I hope that this book will foster dialogue between those who read/write/study poetry and those who read/write/study science fiction.
I hope that this book will encourage readers to approach poems as works of science fiction. (Why not read Dickinson’s “I felt a Funeral, in my Brain” as a science-fictional narrative?)
I hope that the aforementioned catalogue of instances of lyricism in science fiction will eventually find itself reincarnated as a searchable online database to which numerous contributors could add new entries or update information. Despite my attempts at inclusiveness, the catalogue right now is painfully incomplete. Most of the authors cited are Anglophone. Moreover, certain types of media are underrepresented. If I could rewrite the introduction, I would add videogames such as Mass Effect, DOOM, BioShock, Halo, and Metroid, not to mention scenes from The X-Files, Doctor Who, Fringe, The Twilight Zone, Buffy the Vampire Slayer, Supernatural, Star Trek: TNG …The list is never-ending, and an online database would have the capacity not only to contain ever-proliferating entries but also to store audiovisual clips and high-resolution images.
I hope that this book will promote the use of science fiction as a language for exploring everyday existence. Since all reality is to some degree elusive, all representation is to some degree science-fictional. What most call “realism” is actually a low-intensity variety of science fiction, one that requires little energy to accomplish its representational work insofar as its referents (e.g., softballs) are readily susceptible to representation.

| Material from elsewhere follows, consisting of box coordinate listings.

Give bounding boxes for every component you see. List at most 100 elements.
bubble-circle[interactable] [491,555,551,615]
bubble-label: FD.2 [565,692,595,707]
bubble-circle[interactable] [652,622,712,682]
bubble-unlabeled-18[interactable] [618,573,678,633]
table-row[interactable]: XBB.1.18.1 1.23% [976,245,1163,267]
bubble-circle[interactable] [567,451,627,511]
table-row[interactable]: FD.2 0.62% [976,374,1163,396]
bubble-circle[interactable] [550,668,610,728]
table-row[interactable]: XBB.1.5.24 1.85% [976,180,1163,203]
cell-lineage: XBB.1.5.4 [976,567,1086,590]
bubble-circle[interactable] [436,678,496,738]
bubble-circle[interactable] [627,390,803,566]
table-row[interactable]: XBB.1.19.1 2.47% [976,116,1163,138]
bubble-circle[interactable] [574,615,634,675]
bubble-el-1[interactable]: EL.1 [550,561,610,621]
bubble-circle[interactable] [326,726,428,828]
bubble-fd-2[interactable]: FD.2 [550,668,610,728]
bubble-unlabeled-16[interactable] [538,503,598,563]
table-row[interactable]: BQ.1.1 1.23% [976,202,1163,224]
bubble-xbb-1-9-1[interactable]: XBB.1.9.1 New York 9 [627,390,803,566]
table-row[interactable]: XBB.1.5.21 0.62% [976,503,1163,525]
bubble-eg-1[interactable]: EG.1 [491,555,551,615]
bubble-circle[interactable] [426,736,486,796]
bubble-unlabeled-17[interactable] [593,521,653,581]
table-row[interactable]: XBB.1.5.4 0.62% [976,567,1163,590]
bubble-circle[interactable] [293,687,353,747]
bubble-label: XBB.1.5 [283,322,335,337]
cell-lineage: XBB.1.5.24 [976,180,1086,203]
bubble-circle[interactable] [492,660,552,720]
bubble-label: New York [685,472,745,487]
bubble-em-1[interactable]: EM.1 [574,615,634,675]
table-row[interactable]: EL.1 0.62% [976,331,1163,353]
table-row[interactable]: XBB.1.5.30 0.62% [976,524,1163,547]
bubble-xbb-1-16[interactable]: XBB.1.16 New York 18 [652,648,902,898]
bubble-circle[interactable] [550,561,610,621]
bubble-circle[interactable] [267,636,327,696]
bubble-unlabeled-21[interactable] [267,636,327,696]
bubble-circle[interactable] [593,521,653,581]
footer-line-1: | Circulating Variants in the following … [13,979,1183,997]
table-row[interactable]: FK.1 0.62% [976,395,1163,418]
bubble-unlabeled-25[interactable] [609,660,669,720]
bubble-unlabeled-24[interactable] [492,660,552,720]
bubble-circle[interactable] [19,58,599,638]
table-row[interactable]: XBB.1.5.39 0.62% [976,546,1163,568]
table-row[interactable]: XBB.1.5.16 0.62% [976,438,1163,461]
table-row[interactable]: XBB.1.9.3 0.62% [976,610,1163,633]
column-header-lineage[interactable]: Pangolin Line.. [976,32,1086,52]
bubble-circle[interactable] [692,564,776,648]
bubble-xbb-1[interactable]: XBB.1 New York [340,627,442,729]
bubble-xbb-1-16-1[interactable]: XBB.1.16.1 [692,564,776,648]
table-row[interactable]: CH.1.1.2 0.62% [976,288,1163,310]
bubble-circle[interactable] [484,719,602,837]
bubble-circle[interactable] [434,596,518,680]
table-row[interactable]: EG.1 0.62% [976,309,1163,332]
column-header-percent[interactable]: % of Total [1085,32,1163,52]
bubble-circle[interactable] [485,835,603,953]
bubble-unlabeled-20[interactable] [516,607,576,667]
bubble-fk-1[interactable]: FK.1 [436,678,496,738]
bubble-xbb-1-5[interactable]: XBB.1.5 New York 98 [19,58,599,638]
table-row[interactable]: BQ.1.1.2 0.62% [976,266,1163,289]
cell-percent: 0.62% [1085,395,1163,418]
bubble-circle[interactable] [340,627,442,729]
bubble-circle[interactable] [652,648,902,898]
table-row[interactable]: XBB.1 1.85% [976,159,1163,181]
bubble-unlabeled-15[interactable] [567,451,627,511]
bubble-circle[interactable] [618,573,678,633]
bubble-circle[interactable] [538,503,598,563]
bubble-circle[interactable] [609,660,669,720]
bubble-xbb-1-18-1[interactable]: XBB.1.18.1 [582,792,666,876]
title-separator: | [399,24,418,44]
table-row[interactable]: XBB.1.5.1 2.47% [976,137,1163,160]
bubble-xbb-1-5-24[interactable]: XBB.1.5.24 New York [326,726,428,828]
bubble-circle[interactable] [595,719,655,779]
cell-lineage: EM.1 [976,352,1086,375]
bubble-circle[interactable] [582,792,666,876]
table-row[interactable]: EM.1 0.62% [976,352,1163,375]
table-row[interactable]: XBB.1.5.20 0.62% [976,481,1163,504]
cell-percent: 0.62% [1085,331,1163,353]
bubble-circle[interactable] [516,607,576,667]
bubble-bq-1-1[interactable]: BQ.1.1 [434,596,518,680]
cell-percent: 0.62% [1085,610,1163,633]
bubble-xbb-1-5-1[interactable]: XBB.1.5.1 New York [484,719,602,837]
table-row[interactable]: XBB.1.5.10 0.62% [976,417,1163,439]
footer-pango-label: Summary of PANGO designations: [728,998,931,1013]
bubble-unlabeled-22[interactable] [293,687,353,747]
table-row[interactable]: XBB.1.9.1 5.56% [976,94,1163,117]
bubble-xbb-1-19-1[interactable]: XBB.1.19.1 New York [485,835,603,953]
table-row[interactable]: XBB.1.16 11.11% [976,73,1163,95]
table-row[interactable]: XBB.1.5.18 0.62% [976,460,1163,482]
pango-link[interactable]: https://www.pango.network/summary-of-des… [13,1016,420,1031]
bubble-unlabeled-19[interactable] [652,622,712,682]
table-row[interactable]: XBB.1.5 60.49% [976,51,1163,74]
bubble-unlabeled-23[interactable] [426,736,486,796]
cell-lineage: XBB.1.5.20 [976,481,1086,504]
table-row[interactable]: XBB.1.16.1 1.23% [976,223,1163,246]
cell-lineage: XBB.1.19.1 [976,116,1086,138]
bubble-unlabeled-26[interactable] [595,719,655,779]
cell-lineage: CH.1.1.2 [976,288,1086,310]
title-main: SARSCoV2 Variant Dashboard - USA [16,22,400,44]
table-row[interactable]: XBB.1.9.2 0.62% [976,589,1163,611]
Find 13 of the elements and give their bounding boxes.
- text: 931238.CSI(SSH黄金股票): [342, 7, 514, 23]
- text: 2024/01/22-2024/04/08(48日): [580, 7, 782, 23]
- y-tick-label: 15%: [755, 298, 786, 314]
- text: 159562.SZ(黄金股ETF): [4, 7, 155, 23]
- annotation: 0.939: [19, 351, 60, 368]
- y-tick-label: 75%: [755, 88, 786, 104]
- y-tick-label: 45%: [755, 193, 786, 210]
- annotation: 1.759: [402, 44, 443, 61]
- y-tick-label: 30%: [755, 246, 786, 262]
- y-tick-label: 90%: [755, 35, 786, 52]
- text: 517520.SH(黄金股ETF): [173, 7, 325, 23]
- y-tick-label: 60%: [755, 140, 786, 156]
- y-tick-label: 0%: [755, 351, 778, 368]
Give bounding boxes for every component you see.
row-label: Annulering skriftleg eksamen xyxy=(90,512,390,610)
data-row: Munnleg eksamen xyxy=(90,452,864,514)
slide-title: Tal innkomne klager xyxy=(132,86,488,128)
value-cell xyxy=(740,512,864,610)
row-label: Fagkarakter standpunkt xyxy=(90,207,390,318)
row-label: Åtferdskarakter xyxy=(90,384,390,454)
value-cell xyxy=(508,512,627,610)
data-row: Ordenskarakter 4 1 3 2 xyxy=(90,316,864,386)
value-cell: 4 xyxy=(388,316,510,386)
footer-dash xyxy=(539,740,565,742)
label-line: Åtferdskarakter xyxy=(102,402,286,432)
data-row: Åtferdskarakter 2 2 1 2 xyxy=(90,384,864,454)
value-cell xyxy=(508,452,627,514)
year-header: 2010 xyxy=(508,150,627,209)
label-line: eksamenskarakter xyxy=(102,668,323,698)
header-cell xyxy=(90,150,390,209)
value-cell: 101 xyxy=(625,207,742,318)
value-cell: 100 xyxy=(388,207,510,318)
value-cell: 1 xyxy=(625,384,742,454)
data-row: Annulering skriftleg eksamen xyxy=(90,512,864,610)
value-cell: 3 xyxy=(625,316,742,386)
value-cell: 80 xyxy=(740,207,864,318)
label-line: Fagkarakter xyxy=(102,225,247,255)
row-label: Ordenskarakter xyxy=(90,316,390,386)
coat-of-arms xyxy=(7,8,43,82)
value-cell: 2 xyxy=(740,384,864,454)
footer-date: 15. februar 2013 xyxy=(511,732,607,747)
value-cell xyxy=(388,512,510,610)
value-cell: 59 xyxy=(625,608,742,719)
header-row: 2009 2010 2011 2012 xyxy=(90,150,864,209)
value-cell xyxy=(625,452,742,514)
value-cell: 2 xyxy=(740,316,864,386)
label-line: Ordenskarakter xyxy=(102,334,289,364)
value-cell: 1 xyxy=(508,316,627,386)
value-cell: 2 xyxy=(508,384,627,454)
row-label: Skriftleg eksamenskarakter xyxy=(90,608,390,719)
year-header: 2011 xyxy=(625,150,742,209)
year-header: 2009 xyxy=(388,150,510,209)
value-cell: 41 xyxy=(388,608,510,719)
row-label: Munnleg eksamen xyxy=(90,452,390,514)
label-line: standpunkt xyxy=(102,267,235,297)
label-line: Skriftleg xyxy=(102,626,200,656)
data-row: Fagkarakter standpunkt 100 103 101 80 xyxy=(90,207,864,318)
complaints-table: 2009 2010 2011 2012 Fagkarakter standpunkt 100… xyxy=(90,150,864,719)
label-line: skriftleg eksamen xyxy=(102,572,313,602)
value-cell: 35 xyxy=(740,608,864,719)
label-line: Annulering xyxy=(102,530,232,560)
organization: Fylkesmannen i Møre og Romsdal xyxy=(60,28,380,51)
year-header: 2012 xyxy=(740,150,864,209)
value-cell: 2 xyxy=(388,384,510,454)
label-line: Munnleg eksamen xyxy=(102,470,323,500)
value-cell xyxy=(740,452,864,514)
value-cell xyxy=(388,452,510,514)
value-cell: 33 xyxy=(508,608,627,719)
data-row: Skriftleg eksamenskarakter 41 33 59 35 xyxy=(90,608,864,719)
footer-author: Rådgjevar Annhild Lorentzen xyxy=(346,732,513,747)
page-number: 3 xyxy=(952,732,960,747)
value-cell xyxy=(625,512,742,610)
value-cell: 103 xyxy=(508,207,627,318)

What most call “science fiction” is actually a high-intensity variety of realism, one that requires astronomical levels of energy to accomplish its work insofar as its referents (e.g., catastrophic trauma) defy simple representation. The continuum shared by “realism” and “science fiction” parallels the continuum shared by all referents—from wind-up clocks and nickels to quantum-logic clocks and financial derivatives. In a world where the referents constituting everyday reality grow increasingly resistant to representation (the global, for instance, is more elusive than the local; Korean American identity is more elusive than Korean identity), science fiction becomes an increasingly suitable language for handling “mundane” reality.
Do Metaphors Dream of Literal Sleep? is a fragment of a hypothetical mega-book containing an infinite number of chapters corresponding to the infinite sum of referents that compose reality. I hope that at least a few readers will want to help complete the immensely larger book of which Do Metaphors Dream is but one piece.
Seo-Young Chu is Assistant Professor of English at Queens College, City University of New York. Besides Do Metaphors Dream of Literal Sleep?, featured in her Rorotoko interview, Chu’s publications include essays on postethnic science fiction, nineteenth-century mesmerism, and the place of mathematics in Emily Dickinson’s poetry. Chu is currently writing a book tentatively titled “Science-Fictional North Korea.”